他回来时拿着那一小瓶,我感觉腰上毛巾被拿开,便对着那小瓶问:“那是什么?”
“酸痛用的精油。明珊给的。”贺仲城回答。再按住我道:“不要动。”
我让明珊名字的突然出现给唬住,正奇怪,贺仲城便将那精油倒在了我腰上。皮肤一
凉,我面色一紧,看不见发生什么,贺仲城但伸手按摩起来。我已不能更吃惊。
默默让他按了半晌,我想不行,仍撑住脸皮问:“明珊怎要给你酸痛精油?”
贺仲城淡道:“自然是有用。”
贺仲城手劲适中,精油也不黏腻,甚至带了香草味。他来回推着我酸痛部位,或长或短地
揉按,手指和掌心不停在我身上滑过。
我蓦然想起明珊所言。
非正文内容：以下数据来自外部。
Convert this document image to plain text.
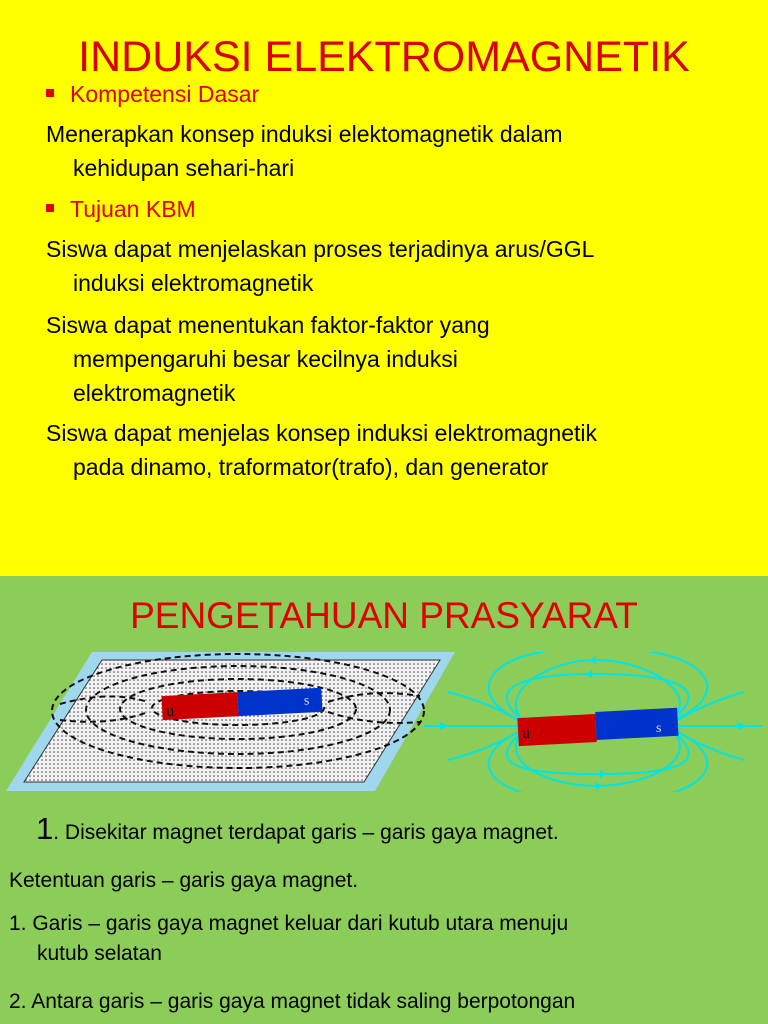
INDUKSI ELEKTROMAGNETIK
Kompetensi Dasar
Menerapkan konsep induksi elektomagnetik dalam
kehidupan sehari-hari
Tujuan KBM
Siswa dapat menjelaskan proses terjadinya arus/GGL
induksi elektromagnetik
Siswa dapat menentukan faktor-faktor yang
mempengaruhi besar kecilnya induksi
elektromagnetik
Siswa dapat menjelas konsep induksi elektromagnetik
pada dinamo, traformator(trafo), dan generator
PENGETAHUAN PRASYARAT
u
s
u	s
1. Disekitar magnet terdapat garis – garis gaya magnet.
Ketentuan garis – garis gaya magnet.
1. Garis – garis gaya magnet keluar dari kutub utara menuju
kutub selatan
2. Antara garis – garis gaya magnet tidak saling berpotongan
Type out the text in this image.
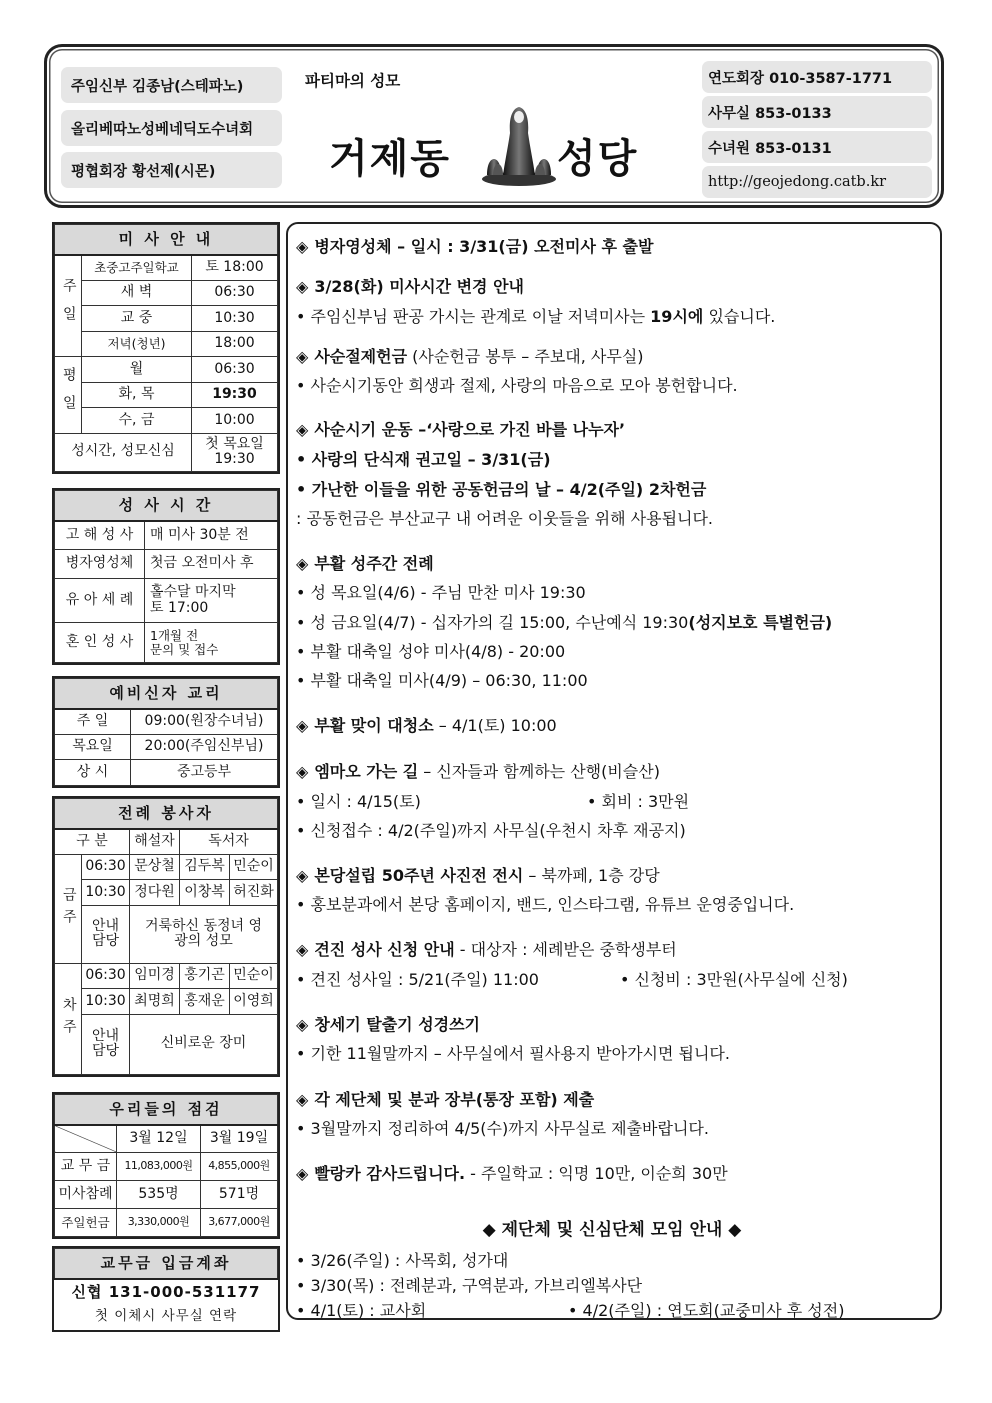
주임신부 김종남(스테파노)
올리베따노성베네딕도수녀회
평협회장 황선제(시몬)
파티마의 성모
거제동	성당
연도회장 010-3587-1771
사무실 853-0133
수녀원 853-0131
http://geojedong.catb.kr
미 사 안 내		
주일	초중고주일학교	토 18:00
	새 벽	06:30
	교 중	10:30
	저녁(청년)	18:00
평일	월	06:30
	화, 목	19:30
	수, 금	10:00
성시간, 성모신심		첫 목요일 19:30
성 사 시 간	
고 해 성 사	매 미사 30분 전
병자영성체	첫금 오전미사 후
유 아 세 례	홀수달 마지막
토 17:00
혼 인 성 사	1개월 전
문의 및 접수
예비신자 교리	
주 일	09:00(원장수녀님)
목요일	20:00(주임신부님)
상 시	중고등부
전례 봉사자				
구 분		해설자	독서자	
금주	06:30	문상철	김두복	민순이
	10:30	정다원	이창복	허진화
	안내담당	거룩하신 동정녀 영광의 성모		
차주	06:30	임미경	홍기곤	민순이
	10:30	최명희	홍재운	이영희
	안내담당	신비로운 장미		
우리들의 점검		
	3월 12일	3월 19일
교 무 금	11,083,000원	4,855,000원
미사참례	535명	571명
주일헌금	3,330,000원	3,677,000원
교무금 입금계좌
신협 131-000-531177
첫 이체시 사무실 연락
◈ 병자영성체 – 일시 : 3/31(금) 오전미사 후 출발
◈ 3/28(화) 미사시간 변경 안내
• 주임신부님 판공 가시는 관계로 이날 저녁미사는 19시에 있습니다.
◈ 사순절제헌금 (사순헌금 봉투 – 주보대, 사무실)
• 사순시기동안 희생과 절제, 사랑의 마음으로 모아 봉헌합니다.
◈ 사순시기 운동 –‘사랑으로 가진 바를 나누자’
• 사랑의 단식재 권고일 – 3/31(금)
• 가난한 이들을 위한 공동헌금의 날 – 4/2(주일) 2차헌금
: 공동헌금은 부산교구 내 어려운 이웃들을 위해 사용됩니다.
◈ 부활 성주간 전례
• 성 목요일(4/6) - 주님 만찬 미사 19:30
• 성 금요일(4/7) - 십자가의 길 15:00, 수난예식 19:30(성지보호 특별헌금)
• 부활 대축일 성야 미사(4/8) - 20:00
• 부활 대축일 미사(4/9) – 06:30, 11:00
◈ 부활 맞이 대청소 – 4/1(토) 10:00
◈ 엠마오 가는 길 – 신자들과 함께하는 산행(비슬산)
• 일시 : 4/15(토)	• 회비 : 3만원
• 신청접수 : 4/2(주일)까지 사무실(우천시 차후 재공지)
◈ 본당설립 50주년 사진전 전시 – 북까페, 1층 강당
• 홍보분과에서 본당 홈페이지, 밴드, 인스타그램, 유튜브 운영중입니다.
◈ 견진 성사 신청 안내 - 대상자 : 세례받은 중학생부터
• 견진 성사일 : 5/21(주일) 11:00	• 신청비 : 3만원(사무실에 신청)
◈ 창세기 탈출기 성경쓰기
• 기한 11월말까지 – 사무실에서 필사용지 받아가시면 됩니다.
◈ 각 제단체 및 분과 장부(통장 포함) 제출
• 3월말까지 정리하여 4/5(수)까지 사무실로 제출바랍니다.
◈ 빨랑카 감사드립니다. - 주일학교 : 익명 10만, 이순희 30만
◆ 제단체 및 신심단체 모임 안내 ◆
• 3/26(주일) : 사목회, 성가대
• 3/30(목) : 전례분과, 구역분과, 가브리엘복사단
• 4/1(토) : 교사회	• 4/2(주일) : 연도회(교중미사 후 성전)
她说我曾与贺仲城打架。
不禁又想,病重时果然没有畏惧。眼下要我与他单挑,我怕是只能干笑。想佩服从前那自
己,但实在不好意思。
“……啊!”
贺仲城骤然用力按下,我猝不及防,直叫出声。
回头瞪他,贺仲城尚且漠然,问我:“想什么?”
我有些忿然地道:“想你怎么用精油呢。”
贺仲城再往我侧腰一捏,说:“不必想。就这么用。”
那脸上表情不变,压根不与手上作乱是同个人。我心想贺仲城这是怎么,尺度特别探下
限。
我说:“你要不要再正经一点。”
说著时,并未是看着他,只一样面朝衣柜。贺仲城却微微笑了声,指间力道变轻,像抚
过,从腰窝一路向上摩娑。就要直直摸进上边衣服里。
他还在道:“这样正经?”
我手往后伸,按住他时,他两手已摸至我肩胛。